Statistics tell the tale about the first 3 hours into our adventure: 1 hour moving and 2 hours stationary! Soft sand was causing havoc amongst the convoy. The sand was so soft in places, it was as if the brakes had been jammed on as soon as you drove into it. If you were unlucky enough to touch the brakes at the same time as coming into this super soft sand, you could have easily hit the windscreen if not wearing a seat belt. The sand was a very light colour throughout most of the drive and with the sun at its peak, it was like being snow blind with your eyes straining to catch glimpses of hidden pockets that might easily find you stuck in and halt the convoy or worse, cause damage to our vehicles.
The afternoon wore on with the air temperature firmly fixed at 40+. The glare of the dunes was so intense it would affect our ability to judge the distance. We had no idea how far this section of dunes would persist. However, change was inevitable and the landscape morphed with striking images of jagged rock strata jutting up from valleys floors as well as at the base of the dunes. Eventually, at around 16:00, we emerged on to a plateau or plain with long vistas to very distant high dunes with stark similarity to the American mid-west prairies. With this terrain came firmer, less challenging sand and the rate of progress came on in leaps and bounds.
This day was rapidly drawing to a close and the distance travelled versus time spent ratio was, thankfully, back on track. However, we were yet to reach 23°N 53°E as planned plus we needed to pinpoint a camp-site. Our expedition leader, Thanseer, told us over the radio that we were in fact quite close to our goal, which is one of 11 confluence points in the UAE. This was a very uplifting moment after a long and difficult day, so with raised spirits we set-up camp over the next dune.
The following morning, each of us was taking care to take out what we brought in plus spending some time recheck our vehicles before heading off. Looking around the campsite that morning, there were a number of different animal and insect tracks around that had obviously visited through the night to investigate who had invaded their home. Loaded up, we set off back to the confluence point to complete our records and to document the point, 23°N 53°E.

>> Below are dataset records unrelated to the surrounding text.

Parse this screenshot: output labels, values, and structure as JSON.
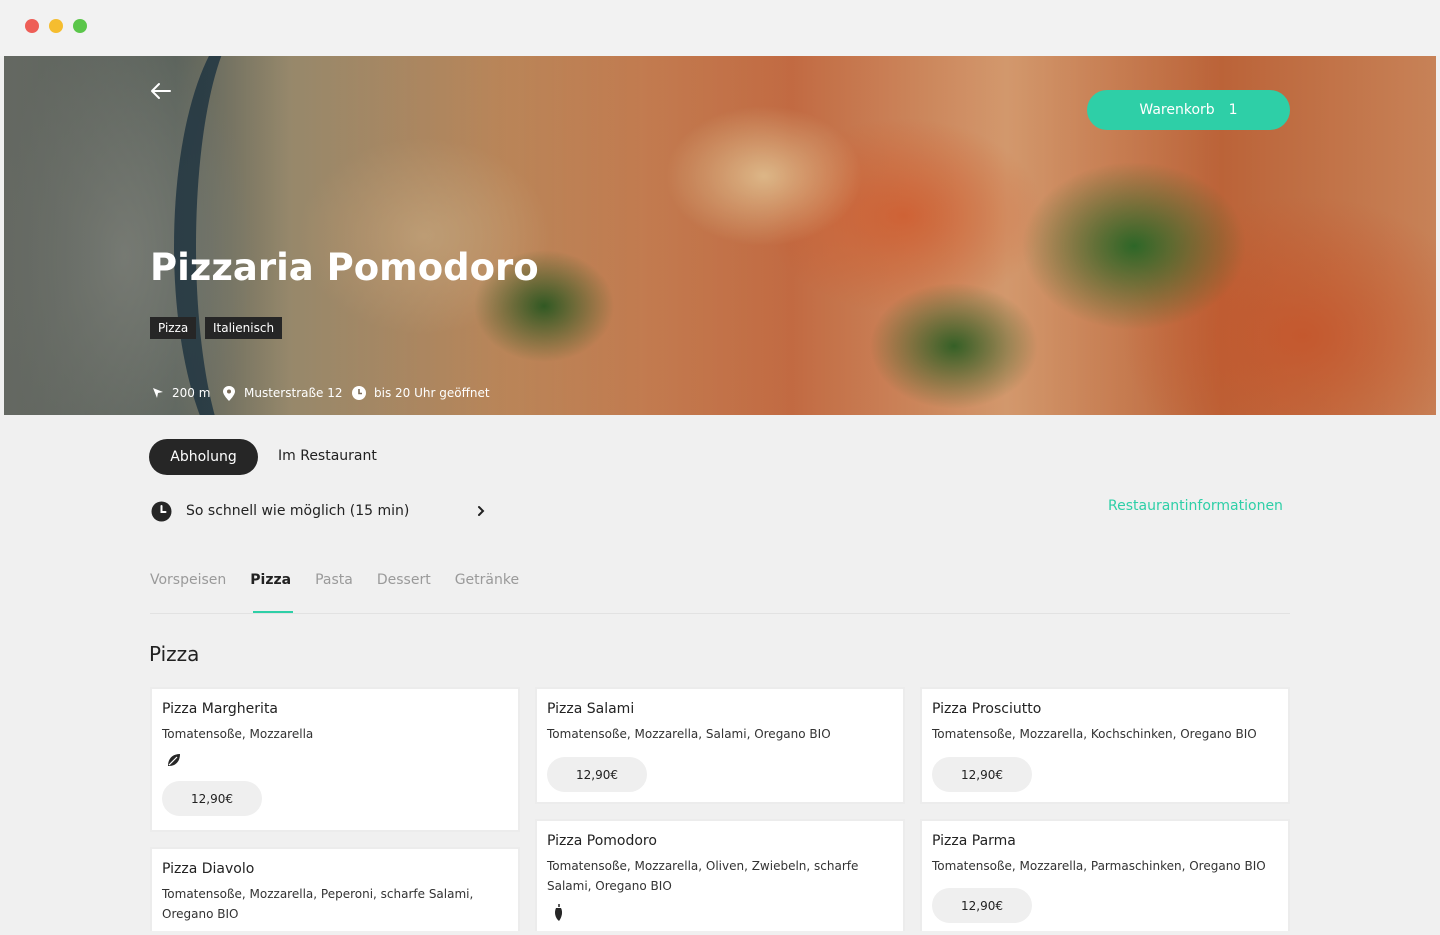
{
  "window": {
    "controls": [
      "close",
      "minimize",
      "maximize"
    ]
  },
  "hero": {
    "back_icon": "arrow-left-icon",
    "title": "Pizzaria Pomodoro",
    "tags": [
      "Pizza",
      "Italienisch"
    ],
    "cart": {
      "label": "Warenkorb",
      "count": "1"
    },
    "meta": {
      "distance": "200 m",
      "address": "Musterstraße 12",
      "hours": "bis 20 Uhr geöffnet"
    }
  },
  "order": {
    "modes": [
      "Abholung",
      "Im Restaurant"
    ],
    "active_mode": "Abholung",
    "time": "So schnell wie möglich (15 min)",
    "info_link": "Restaurantinformationen"
  },
  "categories": [
    "Vorspeisen",
    "Pizza",
    "Pasta",
    "Dessert",
    "Getränke"
  ],
  "active_category": "Pizza",
  "section_title": "Pizza",
  "menu": [
    {
      "name": "Pizza Margherita",
      "desc": "Tomatensoße, Mozzarella",
      "icon": "leaf-icon",
      "price": "12,90€"
    },
    {
      "name": "Pizza Salami",
      "desc": "Tomatensoße, Mozzarella, Salami, Oregano BIO",
      "icon": "",
      "price": "12,90€"
    },
    {
      "name": "Pizza Prosciutto",
      "desc": "Tomatensoße, Mozzarella, Kochschinken, Oregano BIO",
      "icon": "",
      "price": "12,90€"
    },
    {
      "name": "Pizza Diavolo",
      "desc": "Tomatensoße, Mozzarella, Peperoni, scharfe Salami, Oregano BIO",
      "icon": "",
      "price": ""
    },
    {
      "name": "Pizza Pomodoro",
      "desc": "Tomatensoße, Mozzarella, Oliven, Zwiebeln, scharfe Salami, Oregano BIO",
      "icon": "chili-icon",
      "price": ""
    },
    {
      "name": "Pizza Parma",
      "desc": "Tomatensoße, Mozzarella, Parmaschinken, Oregano BIO",
      "icon": "",
      "price": "12,90€"
    }
  ],
  "colors": {
    "accent": "#2ecfa7",
    "dark": "#262626"
  }
}
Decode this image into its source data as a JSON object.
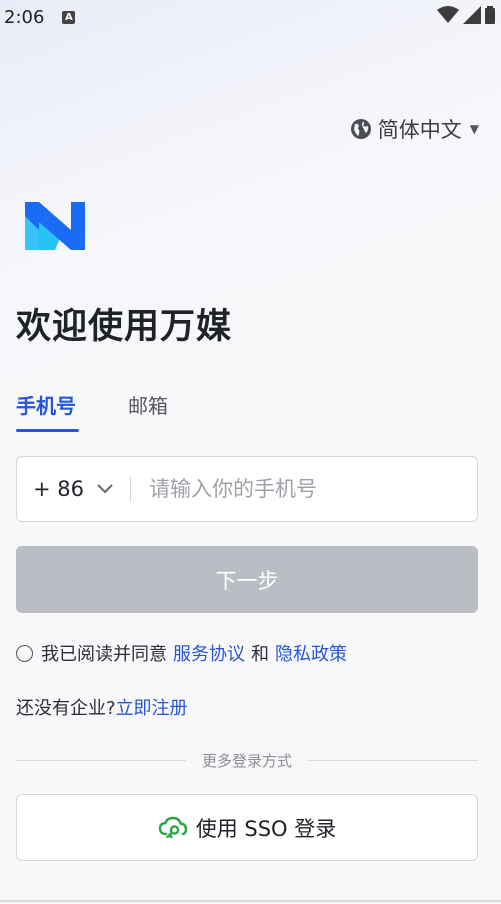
{
  "status_bar": {
    "time": "2:06",
    "notification_glyph": "A"
  },
  "language": {
    "label": "简体中文",
    "icon": "globe-icon"
  },
  "logo": {
    "colors": [
      "#1a6cf6",
      "#27c3f5"
    ]
  },
  "welcome": {
    "title": "欢迎使用万媒"
  },
  "tabs": [
    {
      "label": "手机号",
      "active": true
    },
    {
      "label": "邮箱",
      "active": false
    }
  ],
  "phone": {
    "country_code": "+ 86",
    "placeholder": "请输入你的手机号",
    "value": ""
  },
  "next_button": {
    "label": "下一步"
  },
  "agreement": {
    "prefix": "我已阅读并同意",
    "terms_link": "服务协议",
    "joiner": "和",
    "privacy_link": "隐私政策"
  },
  "register": {
    "prompt": "还没有企业?",
    "link": "立即注册"
  },
  "more_login": {
    "label": "更多登录方式"
  },
  "sso_button": {
    "label": "使用 SSO 登录",
    "icon": "cloud-key-icon"
  },
  "colors": {
    "accent": "#2655d8",
    "disabled_button": "#babdc4",
    "sso_icon": "#27a644"
  }
}
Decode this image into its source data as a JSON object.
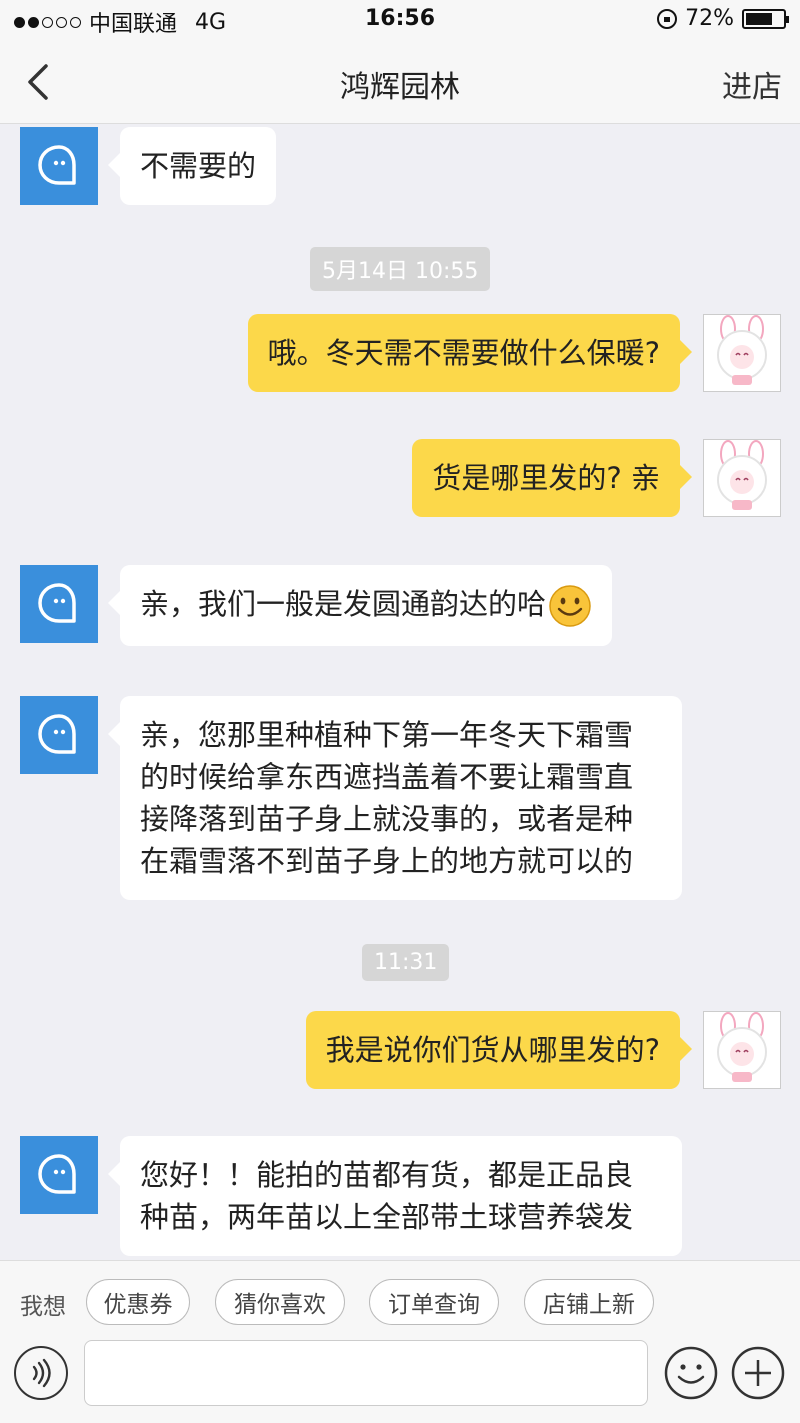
{
  "status_bar": {
    "carrier": "中国联通",
    "network": "4G",
    "time": "16:56",
    "battery_percent": "72%",
    "battery_level": 0.72
  },
  "nav": {
    "title": "鸿辉园林",
    "right_action": "进店"
  },
  "messages": [
    {
      "side": "shop",
      "text": "不需要的"
    },
    {
      "timestamp": "5月14日 10:55"
    },
    {
      "side": "user",
      "text": "哦。冬天需不需要做什么保暖?"
    },
    {
      "side": "user",
      "text": "货是哪里发的? 亲"
    },
    {
      "side": "shop",
      "text": "亲，我们一般是发圆通韵达的哈",
      "emoji": "smile-emoji"
    },
    {
      "side": "shop",
      "lines": [
        "亲，您那里种植种下第一年冬天下霜雪",
        "的时候给拿东西遮挡盖着不要让霜雪直",
        "接降落到苗子身上就没事的，或者是种",
        "在霜雪落不到苗子身上的地方就可以的"
      ]
    },
    {
      "timestamp": "11:31"
    },
    {
      "side": "user",
      "text": "我是说你们货从哪里发的?"
    },
    {
      "side": "shop",
      "lines": [
        "您好！！能拍的苗都有货，都是正品良",
        "种苗，两年苗以上全部带土球营养袋发"
      ]
    }
  ],
  "quick_bar": {
    "label": "我想",
    "chips": [
      "优惠券",
      "猜你喜欢",
      "订单查询",
      "店铺上新"
    ]
  },
  "colors": {
    "user_bubble": "#fcd84a",
    "shop_avatar": "#3a8fdc",
    "background": "#efeff4"
  },
  "icons": {
    "back": "chevron-left-icon",
    "voice": "voice-icon",
    "emoji": "smile-icon",
    "plus": "plus-icon"
  }
}
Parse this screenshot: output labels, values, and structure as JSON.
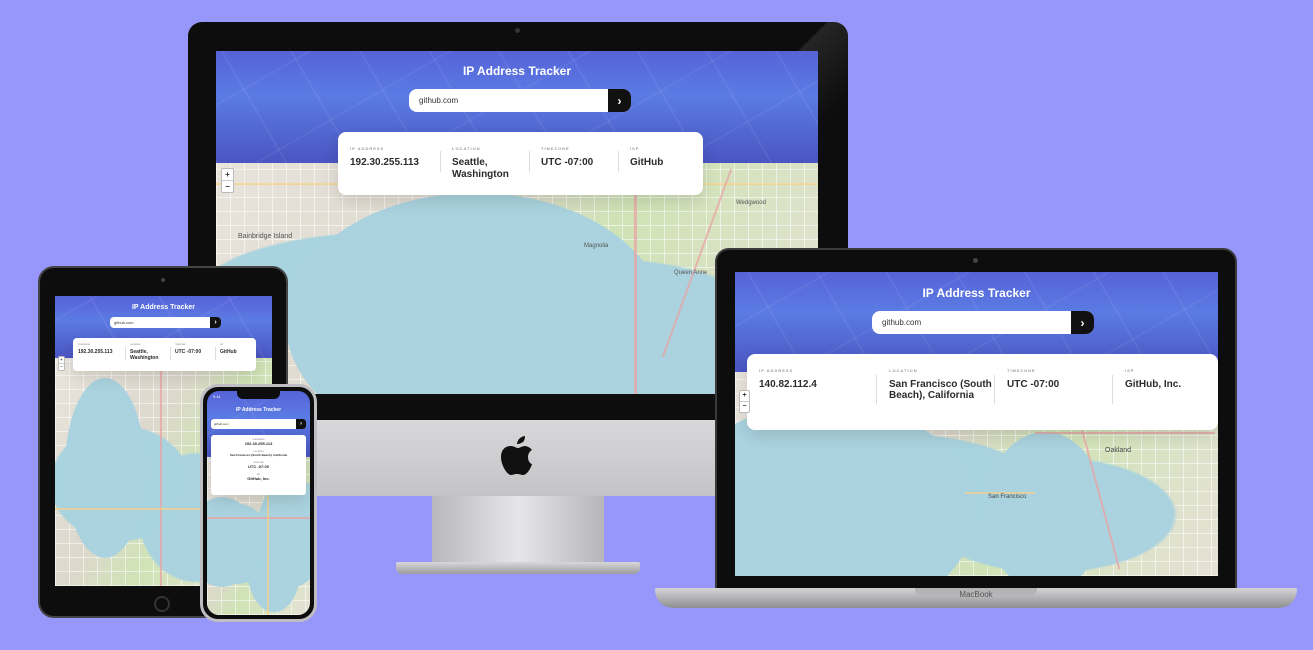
{
  "app": {
    "title": "IP Address Tracker",
    "labels": {
      "ip": "IP ADDRESS",
      "location": "LOCATION",
      "timezone": "TIMEZONE",
      "isp": "ISP"
    }
  },
  "imac": {
    "search_value": "github.com",
    "ip": "192.30.255.113",
    "location": "Seattle, Washington",
    "timezone": "UTC -07:00",
    "isp": "GitHub"
  },
  "macbook": {
    "search_value": "github.com",
    "ip": "140.82.112.4",
    "location": "San Francisco (South Beach), California",
    "timezone": "UTC -07:00",
    "isp": "GitHub, Inc.",
    "brand_label": "MacBook"
  },
  "ipad": {
    "search_value": "github.com",
    "ip": "192.30.255.113",
    "location": "Seattle, Washington",
    "timezone": "UTC -07:00",
    "isp": "GitHub"
  },
  "iphone": {
    "status_time": "9:41",
    "search_value": "github.com",
    "ip": "192.30.255.113",
    "location": "San Francisco (South Beach), California",
    "timezone": "UTC -07:00",
    "isp": "GitHub, Inc."
  },
  "map_labels": {
    "bainbridge_island": "Bainbridge Island",
    "magnolia": "Magnolia",
    "queen_anne": "Queen Anne",
    "wedgwood": "Wedgwood",
    "san_francisco": "San Francisco",
    "oakland": "Oakland"
  },
  "map_controls": {
    "zoom_in": "+",
    "zoom_out": "−"
  },
  "search_button_glyph": "›",
  "icons": [
    "apple-logo-icon",
    "chevron-right-icon"
  ],
  "colors": {
    "background": "#9797fb",
    "header": "#5b6ee0",
    "button": "#111111"
  }
}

The final desert section of the drive was at around 40 kilometres. It was a mixture of more familiar dune structure; steep drops and sabkhas. The sand seemed more compacted than the previous day’s dunes but it may have been that we had become accustomed to the soft sands, too. With 18 km yet to go before we would reach a made road, some cars were virtually running on only petrol fumes. We made a final stop to refuel and distributed our remaining 40 litres of petrol into the most desperate vehicles. At just 2 km from our planned desert exit we arrived at a vast, scruffy camel farm, so we knew we were close to a village and our exit. We took down our flags to reduce drag and selected 2WD to conserve as much fuel as possible, then, headed off on very rough old desert tracks that would inevitably lead us out to a tarmac road and a much needed petrol station.
We made it! Our expedition was over and together we had achieved our goal, 23°N 53°E was in the bag! The journey was tough and route very challenging with lots of awkward and unforgiving terrain. Thanks go out to all members of this expedition team, the camaraderie forged on these types of adventures is as fulfilling as completing the objectives themselves. So, with full tanks of fuel and an ice cream in hand, the next stop is Dubayy, 350 km return journey.